The Bank of Japan is likely to leave its ultra-loose monetary policy unchanged at its two-day policy meeting starting Wednesday, while focusing on capital investment and wages in assessing the level of the economic recovery in Japan, sources familiar with the matter said Monday.
The nine-member Policy Board is also expected to discuss how the Japanese economy will be affected by overseas economic factors, including a tapering of the U.S. Federal Reserve’s quantitative easing, and slowing growth in emerging economies as well as rising crude oil prices amid escalating tensions over Syria.
As the central bank is likely to maintain its large-scale monetary easing policy introduced in April to beat deflation, the focus is on whether the BOJ will upgrade its assessment of the economy.
The BOJ said last month the economy is “starting to recover moderately.”
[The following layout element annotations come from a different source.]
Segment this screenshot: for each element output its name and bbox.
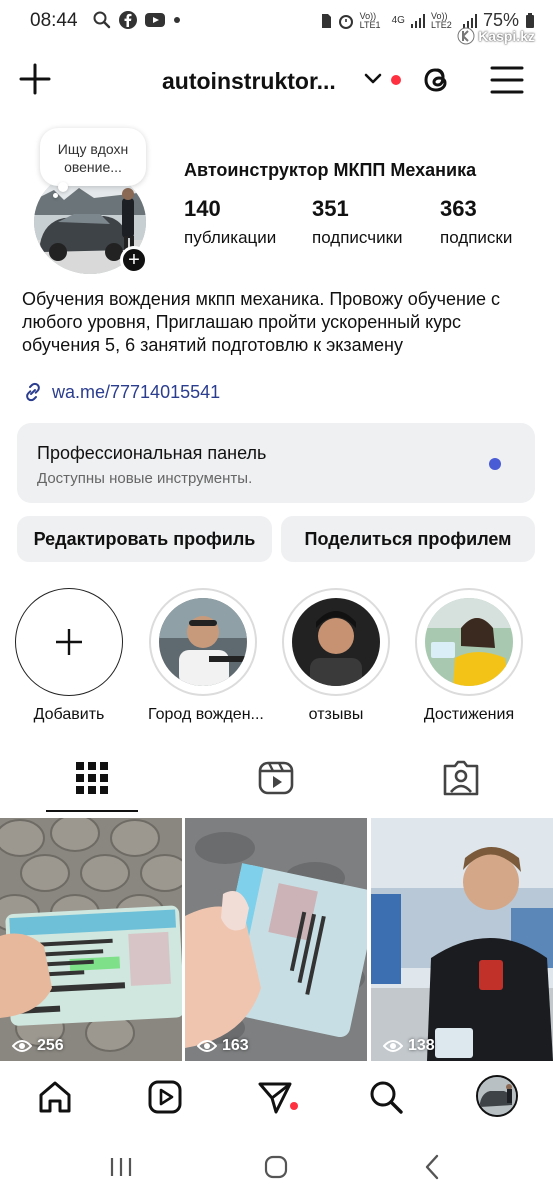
kaspi-logo-icon — [457, 27, 475, 45]
highlight-cover — [292, 598, 380, 686]
network-label-1: Vo)) LTE1 — [359, 10, 381, 30]
note-tail-small — [53, 193, 58, 198]
watermark-text: Kaspi.kz — [478, 28, 535, 44]
post-view-count: 163 — [197, 1037, 249, 1055]
profile-header: autoinstruktor... — [0, 52, 553, 110]
highlight-label: отзывы — [308, 706, 364, 723]
plus-icon — [56, 629, 82, 655]
status-bar: 08:44 Vo)) LTE1 4G Vo)) LTE2 75% Kaspi.k… — [0, 0, 553, 45]
stat-following-value: 363 — [440, 196, 477, 221]
post-view-count-text: 163 — [222, 1037, 249, 1054]
notification-dot — [391, 75, 401, 85]
eye-icon — [383, 1040, 403, 1052]
tagged-icon[interactable] — [441, 758, 481, 798]
stat-followers-label: подписчики — [312, 228, 403, 247]
active-tab-indicator — [46, 810, 138, 812]
display-name: Автоинструктор МКПП Механика — [184, 160, 477, 180]
post-thumbnail[interactable]: 138 — [371, 818, 553, 1061]
highlight-label: Добавить — [33, 706, 105, 723]
profile-link-text[interactable]: wa.me/77714015541 — [52, 382, 220, 403]
professional-dashboard[interactable]: Профессиональная панель Доступны новые и… — [17, 423, 535, 503]
sim-icon — [321, 13, 331, 28]
highlight-ring — [149, 588, 257, 696]
stat-posts-label: публикации — [184, 228, 277, 247]
network-label-2: 4G — [391, 15, 405, 26]
highlight-item[interactable]: Достижения — [414, 588, 524, 724]
pro-panel-title: Профессиональная панель — [37, 443, 267, 463]
stat-followers[interactable]: 351 подписчики — [312, 196, 403, 248]
post-view-count: 256 — [12, 1037, 64, 1055]
youtube-icon — [145, 13, 165, 27]
highlight-label: Город вожден... — [148, 706, 264, 723]
direct-notification-dot — [290, 1102, 298, 1110]
chevron-down-icon[interactable] — [362, 68, 384, 90]
stat-following[interactable]: 363 подписки — [440, 196, 512, 248]
stat-followers-value: 351 — [312, 196, 349, 221]
stat-posts[interactable]: 140 публикации — [184, 196, 276, 248]
search-icon[interactable] — [367, 1078, 405, 1116]
add-story-button[interactable]: + — [120, 246, 148, 274]
profile-bio: Обучения вождения мкпп механика. Провожу… — [22, 289, 501, 355]
link-icon — [26, 382, 40, 402]
highlight-item[interactable]: отзывы — [281, 588, 391, 724]
highlight-cover — [425, 598, 513, 686]
pro-panel-dot — [489, 458, 501, 470]
highlight-ring — [415, 588, 523, 696]
eye-icon — [197, 1040, 217, 1052]
status-notification-icons — [92, 10, 182, 30]
dot-icon — [174, 17, 180, 23]
post-view-count-text: 256 — [37, 1037, 64, 1054]
home-button-icon[interactable] — [261, 1152, 291, 1182]
note-text-line-2: овение... — [64, 159, 122, 175]
highlight-cover — [159, 598, 247, 686]
reels-icon[interactable] — [256, 758, 296, 798]
reels-icon[interactable] — [146, 1078, 184, 1116]
grid-icon[interactable] — [72, 758, 112, 798]
note-text-line-1: Ищу вдохн — [57, 141, 129, 157]
note-tail — [58, 182, 68, 192]
home-icon[interactable] — [36, 1078, 74, 1116]
eye-icon — [12, 1040, 32, 1052]
username[interactable]: autoinstruktor... — [162, 68, 336, 95]
signal-icon — [410, 13, 425, 28]
facebook-icon — [119, 11, 137, 29]
edit-profile-button[interactable]: Редактировать профиль — [17, 516, 272, 562]
post-view-count: 138 — [383, 1037, 435, 1055]
watermark: Kaspi.kz — [457, 27, 535, 45]
post-thumbnail[interactable]: 256 — [0, 818, 182, 1061]
back-icon[interactable] — [418, 1152, 448, 1182]
post-view-count-text: 138 — [408, 1037, 435, 1054]
bottom-navigation — [0, 1066, 553, 1128]
plus-icon[interactable] — [18, 62, 52, 96]
highlight-add-circle — [15, 588, 123, 696]
highlight-add[interactable]: Добавить — [14, 588, 124, 724]
note-bubble[interactable]: Ищу вдохн овение... — [40, 128, 146, 186]
recent-apps-icon[interactable] — [106, 1152, 136, 1182]
share-profile-button[interactable]: Поделиться профилем — [281, 516, 535, 562]
profile-link[interactable]: wa.me/77714015541 — [22, 381, 220, 403]
pro-panel-subtitle: Доступны новые инструменты. — [37, 470, 253, 487]
direct-icon[interactable] — [256, 1078, 294, 1116]
highlight-label: Достижения — [423, 706, 515, 723]
highlight-ring — [282, 588, 390, 696]
menu-icon[interactable] — [490, 64, 524, 96]
signal-icon-2 — [462, 13, 477, 28]
threads-icon[interactable] — [418, 62, 454, 98]
network-label-3: Vo)) LTE2 — [430, 10, 452, 30]
post-thumbnail[interactable]: 163 — [185, 818, 367, 1061]
status-time: 08:44 — [30, 10, 78, 31]
stat-posts-value: 140 — [184, 196, 221, 221]
profile-avatar-nav[interactable] — [476, 1075, 518, 1117]
search-icon — [93, 11, 111, 29]
system-navigation — [0, 1130, 553, 1200]
alarm-icon — [338, 14, 353, 29]
stat-following-label: подписки — [440, 228, 513, 247]
highlight-item[interactable]: Город вожден... — [148, 588, 264, 724]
Some within the BOJ say it should lift the assessment by using an expression such as “the economy is recovering moderately,” after government data showed capital spending by Japanese companies increased for the first time in three quarters in the April-June period and consumer prices rose further in July, the sources said.
But some remain cautious, saying any upgrading should take place after assessing real economic growth and the pace of improvement in corporate sentiment to be shown by revised gross domestic product data for the April-June period on Sept. 9 and the BOJ’s Tankan business confidence survey on Oct. 1, the sources said.